この本では、お洒落とメイクが大好きだという彼女のエッセンスがぎゅっと詰まった一冊になっています。

ちなみに中川比佐子はこの本が出された1990年、モデルを引退しています。


まずVivienne Westwoodを身にまとい、眉上で切り揃えられた前髪、真っ赤なリップが印象的な本人の表紙がとても良いです。

でもこの本の中で一番推したいのは、金子國義プロデュースによる巻頭の写真ページ。この二人のコラボレーションは最強です。ビジュアルがとにかく可愛くて格好良くて、私は何度も何度もこのページを眺めました。この中の中川比佐子は、まるで本当に金子國義の描いた絵の中から登場したみたいです。


そして、山口小夜子との着物についての対談も。

この特集は、中川比佐子が山口小夜子に着物のスタイリングをお願いするという、中川本人にとって念願の企画だったようです。

着物の袖から黒いレースが覗かせ、オーガンジーの打掛、そして縦ロールに巻いた頭に乗せたのはベルベットの大きな大きなリボン。

また他のコーディネートでは、着物の中に白いフリルのシャツを着こみ、ラクロワの千鳥格子柄のバッグ、足元はロッキンホースを合わせています。

普通では考えない、考えることもできないスタイリングも、中川比佐子はバッチリと着こなして見せます。

二人を見ていると、黒髪のおかっぱが似合う女性は羨ましいなとつくづく思います(私には絶対に似合わない…)。 そして「メイクブック」とだけあって、1990年当時の最先端のモードなメイクも沢山紹介されています!

ジャケットの色と眉の色を合わせる、だとか、真っ赤な服にはあえてパキッとしたピンクの口紅でバランスを崩す、など、今の時代にも使える素敵なテクニックも。どのメイクも全く古さを感じません。むしろ新しいものにすら見えて、とても楽しいです。

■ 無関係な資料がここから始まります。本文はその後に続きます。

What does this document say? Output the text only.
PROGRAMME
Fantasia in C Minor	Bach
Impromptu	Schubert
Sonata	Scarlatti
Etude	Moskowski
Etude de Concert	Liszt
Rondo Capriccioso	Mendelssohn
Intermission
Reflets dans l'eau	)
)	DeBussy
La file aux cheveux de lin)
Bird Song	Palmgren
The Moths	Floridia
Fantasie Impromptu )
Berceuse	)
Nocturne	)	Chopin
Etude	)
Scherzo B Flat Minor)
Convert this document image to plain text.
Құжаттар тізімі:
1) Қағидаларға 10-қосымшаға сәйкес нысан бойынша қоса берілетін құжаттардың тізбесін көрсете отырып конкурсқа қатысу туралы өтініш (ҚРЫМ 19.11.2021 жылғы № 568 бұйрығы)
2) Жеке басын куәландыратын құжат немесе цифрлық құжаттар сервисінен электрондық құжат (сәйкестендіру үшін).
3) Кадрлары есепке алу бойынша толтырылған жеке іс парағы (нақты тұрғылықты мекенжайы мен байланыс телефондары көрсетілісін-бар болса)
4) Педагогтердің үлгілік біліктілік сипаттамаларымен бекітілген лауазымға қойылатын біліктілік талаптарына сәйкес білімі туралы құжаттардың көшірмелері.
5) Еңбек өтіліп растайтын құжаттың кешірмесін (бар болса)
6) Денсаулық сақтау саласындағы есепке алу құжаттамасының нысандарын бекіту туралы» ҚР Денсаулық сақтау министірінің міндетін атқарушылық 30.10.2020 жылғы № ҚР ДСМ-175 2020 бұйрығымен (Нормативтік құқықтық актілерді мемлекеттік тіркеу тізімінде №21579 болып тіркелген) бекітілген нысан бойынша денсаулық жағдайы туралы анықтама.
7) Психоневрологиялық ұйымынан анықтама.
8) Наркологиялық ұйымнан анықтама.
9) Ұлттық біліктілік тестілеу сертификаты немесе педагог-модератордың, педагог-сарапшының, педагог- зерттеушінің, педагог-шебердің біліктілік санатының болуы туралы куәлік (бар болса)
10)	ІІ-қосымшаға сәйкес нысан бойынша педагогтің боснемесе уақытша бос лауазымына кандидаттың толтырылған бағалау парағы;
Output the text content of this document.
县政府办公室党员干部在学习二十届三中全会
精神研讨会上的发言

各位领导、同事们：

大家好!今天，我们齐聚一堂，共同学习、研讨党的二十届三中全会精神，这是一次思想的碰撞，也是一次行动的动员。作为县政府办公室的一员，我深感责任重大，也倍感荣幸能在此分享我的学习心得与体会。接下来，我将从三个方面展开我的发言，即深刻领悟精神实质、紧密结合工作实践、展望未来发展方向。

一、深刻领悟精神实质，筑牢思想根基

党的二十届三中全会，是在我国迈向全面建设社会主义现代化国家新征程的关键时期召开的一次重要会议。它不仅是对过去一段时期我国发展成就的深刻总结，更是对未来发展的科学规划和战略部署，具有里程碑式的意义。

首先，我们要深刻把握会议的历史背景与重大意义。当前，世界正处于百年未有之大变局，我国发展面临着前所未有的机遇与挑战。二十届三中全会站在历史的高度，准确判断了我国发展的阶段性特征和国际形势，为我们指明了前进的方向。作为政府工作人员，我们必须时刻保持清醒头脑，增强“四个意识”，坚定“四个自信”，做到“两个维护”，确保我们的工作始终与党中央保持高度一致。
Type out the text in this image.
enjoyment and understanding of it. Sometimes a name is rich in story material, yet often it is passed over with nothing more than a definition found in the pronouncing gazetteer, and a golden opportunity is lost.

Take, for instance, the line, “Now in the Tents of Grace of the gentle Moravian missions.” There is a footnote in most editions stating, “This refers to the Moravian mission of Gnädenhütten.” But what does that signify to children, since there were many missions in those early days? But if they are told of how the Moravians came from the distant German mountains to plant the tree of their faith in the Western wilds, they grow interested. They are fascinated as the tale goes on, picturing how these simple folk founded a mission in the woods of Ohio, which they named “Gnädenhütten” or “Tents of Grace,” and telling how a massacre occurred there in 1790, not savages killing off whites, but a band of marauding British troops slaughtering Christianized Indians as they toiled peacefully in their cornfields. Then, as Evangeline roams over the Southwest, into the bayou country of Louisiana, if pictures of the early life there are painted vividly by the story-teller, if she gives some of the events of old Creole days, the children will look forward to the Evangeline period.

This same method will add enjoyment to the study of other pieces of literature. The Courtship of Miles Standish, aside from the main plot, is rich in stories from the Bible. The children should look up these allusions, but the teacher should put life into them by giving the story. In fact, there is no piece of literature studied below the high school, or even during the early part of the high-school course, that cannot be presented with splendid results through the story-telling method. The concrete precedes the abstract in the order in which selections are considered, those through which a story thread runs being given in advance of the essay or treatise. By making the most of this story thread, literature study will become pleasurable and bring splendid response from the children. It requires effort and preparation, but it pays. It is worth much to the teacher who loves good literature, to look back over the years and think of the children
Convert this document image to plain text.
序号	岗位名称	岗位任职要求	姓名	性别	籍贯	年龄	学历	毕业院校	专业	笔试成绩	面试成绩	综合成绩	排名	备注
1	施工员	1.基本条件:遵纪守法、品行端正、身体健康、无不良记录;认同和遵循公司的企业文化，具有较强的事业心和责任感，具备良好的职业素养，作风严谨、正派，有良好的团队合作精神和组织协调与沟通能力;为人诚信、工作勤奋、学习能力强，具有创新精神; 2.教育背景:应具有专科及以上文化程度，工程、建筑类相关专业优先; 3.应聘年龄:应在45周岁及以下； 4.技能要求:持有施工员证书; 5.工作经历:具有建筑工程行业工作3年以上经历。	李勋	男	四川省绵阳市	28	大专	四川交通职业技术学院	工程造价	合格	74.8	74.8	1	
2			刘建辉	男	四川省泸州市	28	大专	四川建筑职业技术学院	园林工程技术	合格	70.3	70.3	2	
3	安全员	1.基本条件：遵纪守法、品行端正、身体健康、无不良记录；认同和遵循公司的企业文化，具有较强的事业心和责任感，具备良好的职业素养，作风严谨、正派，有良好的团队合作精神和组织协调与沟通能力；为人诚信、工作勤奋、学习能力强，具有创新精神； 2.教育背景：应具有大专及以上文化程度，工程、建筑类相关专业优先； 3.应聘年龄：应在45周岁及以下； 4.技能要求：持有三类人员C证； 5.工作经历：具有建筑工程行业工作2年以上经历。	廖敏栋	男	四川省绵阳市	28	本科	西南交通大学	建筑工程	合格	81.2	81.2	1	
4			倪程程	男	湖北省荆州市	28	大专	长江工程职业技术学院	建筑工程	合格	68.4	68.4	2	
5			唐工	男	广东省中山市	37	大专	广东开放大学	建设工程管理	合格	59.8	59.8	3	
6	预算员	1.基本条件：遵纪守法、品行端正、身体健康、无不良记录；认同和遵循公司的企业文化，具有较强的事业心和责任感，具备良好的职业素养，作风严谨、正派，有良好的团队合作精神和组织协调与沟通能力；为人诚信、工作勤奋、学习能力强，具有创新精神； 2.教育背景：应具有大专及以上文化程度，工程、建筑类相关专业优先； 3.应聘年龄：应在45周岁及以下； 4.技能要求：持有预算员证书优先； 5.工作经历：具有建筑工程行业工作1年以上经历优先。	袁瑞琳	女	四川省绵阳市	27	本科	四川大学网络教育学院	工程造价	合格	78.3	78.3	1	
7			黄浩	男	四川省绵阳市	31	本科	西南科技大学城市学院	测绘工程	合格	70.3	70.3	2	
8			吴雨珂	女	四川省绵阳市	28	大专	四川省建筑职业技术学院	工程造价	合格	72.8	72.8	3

メイクしたての時より、しばらくして馴染んでからのほうが良いのが本当のメイクだ、というのもなるほどなるほど…。 シュウウエムラやケセランパサラン、シャネル、ディオールのほか、現存しないブランドの当時のコスメや、当時のビューティ・ショップ・ガイド(こちらも今ではほぼ現存していません)を見るのも、メイクアップが大好きな人にとってはたまらないと思います。


中川比佐子のファンだけでなく、メイクアップが大好きな方、そして90年代初期のファッションがお好きな方に是非オススメです。